Being hyper-aware of social cues and tension is hard because of the pressure that accompanies it. With every conversation comes a need to seem relaxed but not disinterested, interesting enough to not be boring but not too interesting to the point of being strange, and funny enough to be charming but not offensive. Social interactions are broken down to a science in my head, and with it comes my insecurities about myself. My thoughts of self-doubt repeat every time I meet someone new. Ranging from my appearance to my expression of self through conversation, I am always doubting my ability to be likeable. This silent insecurity doesn't sound like self-confidence to me, which makes others’ declarations of my apparent confidence very confusing.

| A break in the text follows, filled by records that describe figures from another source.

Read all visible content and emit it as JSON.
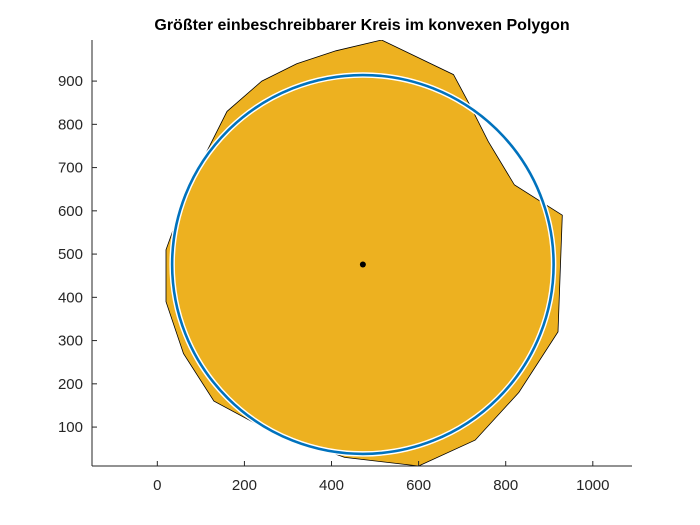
{
  "chart_data": {
    "type": "scatter",
    "title": "Größter einbeschreibbarer Kreis im konvexen Polygon",
    "xlabel": "",
    "ylabel": "",
    "xlim": [
      -150,
      1090
    ],
    "ylim": [
      10,
      995
    ],
    "xticks": [
      0,
      200,
      400,
      600,
      800,
      1000
    ],
    "yticks": [
      100,
      200,
      300,
      400,
      500,
      600,
      700,
      800,
      900
    ],
    "grid": false,
    "legend": false,
    "polygon": {
      "fill_color": "#EDB120",
      "edge_color": "#000000",
      "vertices": [
        [
          515,
          995
        ],
        [
          680,
          915
        ],
        [
          720,
          840
        ],
        [
          760,
          760
        ],
        [
          820,
          660
        ],
        [
          930,
          590
        ],
        [
          920,
          320
        ],
        [
          830,
          180
        ],
        [
          730,
          70
        ],
        [
          600,
          10
        ],
        [
          430,
          30
        ],
        [
          250,
          95
        ],
        [
          130,
          160
        ],
        [
          60,
          270
        ],
        [
          20,
          390
        ],
        [
          20,
          510
        ],
        [
          70,
          650
        ],
        [
          160,
          830
        ],
        [
          240,
          900
        ],
        [
          320,
          940
        ],
        [
          410,
          970
        ]
      ]
    },
    "inscribed_circle": {
      "center": [
        472,
        476
      ],
      "radius": 438,
      "color": "#0072BD"
    },
    "center_point": {
      "x": 472,
      "y": 476,
      "color": "#000000"
    }
  }
}
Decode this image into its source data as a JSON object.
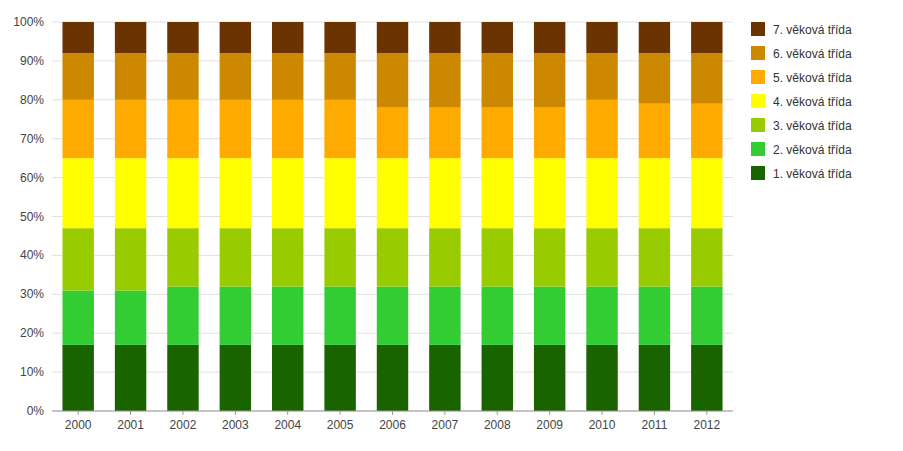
{
  "chart_data": {
    "type": "bar",
    "stacked": true,
    "categories": [
      "2000",
      "2001",
      "2002",
      "2003",
      "2004",
      "2005",
      "2006",
      "2007",
      "2008",
      "2009",
      "2010",
      "2011",
      "2012"
    ],
    "series": [
      {
        "name": "1. věková třída",
        "color": "#1a6400",
        "values": [
          17,
          17,
          17,
          17,
          17,
          17,
          17,
          17,
          17,
          17,
          17,
          17,
          17
        ]
      },
      {
        "name": "2. věková třída",
        "color": "#33cc33",
        "values": [
          14,
          14,
          15,
          15,
          15,
          15,
          15,
          15,
          15,
          15,
          15,
          15,
          15
        ]
      },
      {
        "name": "3. věková třída",
        "color": "#99cc00",
        "values": [
          16,
          16,
          15,
          15,
          15,
          15,
          15,
          15,
          15,
          15,
          15,
          15,
          15
        ]
      },
      {
        "name": "4. věková třída",
        "color": "#ffff00",
        "values": [
          18,
          18,
          18,
          18,
          18,
          18,
          18,
          18,
          18,
          18,
          18,
          18,
          18
        ]
      },
      {
        "name": "5. věková třída",
        "color": "#ffaa00",
        "values": [
          15,
          15,
          15,
          15,
          15,
          15,
          13,
          13,
          13,
          13,
          15,
          14,
          14
        ]
      },
      {
        "name": "6. věková třída",
        "color": "#cc8800",
        "values": [
          12,
          12,
          12,
          12,
          12,
          12,
          14,
          14,
          14,
          14,
          12,
          13,
          13
        ]
      },
      {
        "name": "7. věková třída",
        "color": "#6b3300",
        "values": [
          8,
          8,
          8,
          8,
          8,
          8,
          8,
          8,
          8,
          8,
          8,
          8,
          8
        ]
      }
    ],
    "ylim": [
      0,
      100
    ],
    "yticks": [
      {
        "value": 0,
        "label": "0%"
      },
      {
        "value": 10,
        "label": "10%"
      },
      {
        "value": 20,
        "label": "20%"
      },
      {
        "value": 30,
        "label": "30%"
      },
      {
        "value": 40,
        "label": "40%"
      },
      {
        "value": 50,
        "label": "50%"
      },
      {
        "value": 60,
        "label": "60%"
      },
      {
        "value": 70,
        "label": "70%"
      },
      {
        "value": 80,
        "label": "80%"
      },
      {
        "value": 90,
        "label": "90%"
      },
      {
        "value": 100,
        "label": "100%"
      }
    ],
    "grid": true,
    "legend": "right"
  }
}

I like to make the assumption that the breakdown of social interaction is a pretty common thing, and I believe a lot of people go through similar thought processes. Knowing this is what gives me the strength to express myself, accompanied by my acceptance of the fact that there are people in the world who simply aren’t going to like me. Keeping this in mind is what allows me to express myself in the way that I do. When I compare my social awareness with the social awareness of people I am interacting with, I remember that others are probably internally stressing alongside me, or have already made assumptions about me as a person. The people I meet and talk to on a daily basis could be thinking a variety of things when they engage with me socially, but their perception of me has little to do with my individuality. My ability to accomplish things I’m excited or passionate about is completely personal, and anyone who doesn’t wish to get to know me is truly not worth my time. What good do I have for people that don’t want to contribute to my happiness or support me in my ambitions?
For me, confidence is knowing that you can’t change your inherent personality traits and accepting them for what they are. It’s looking at yourself in the mirror and acknowledging your flaws without the desire to change them. It’s saying what you want to say and believing what you want to believe without wavering. Just writing these articles makes me nervous because of the variety of opinions people could have about me just from reading them. Sometimes I ask myself why I even write them. Despite my discomfort, it’s something I enjoy. Everything I write about I believe in. I was given the opportunity to share my thoughts with other people, and while it makes me self-conscious, it brings me joy. So why wouldn’t I?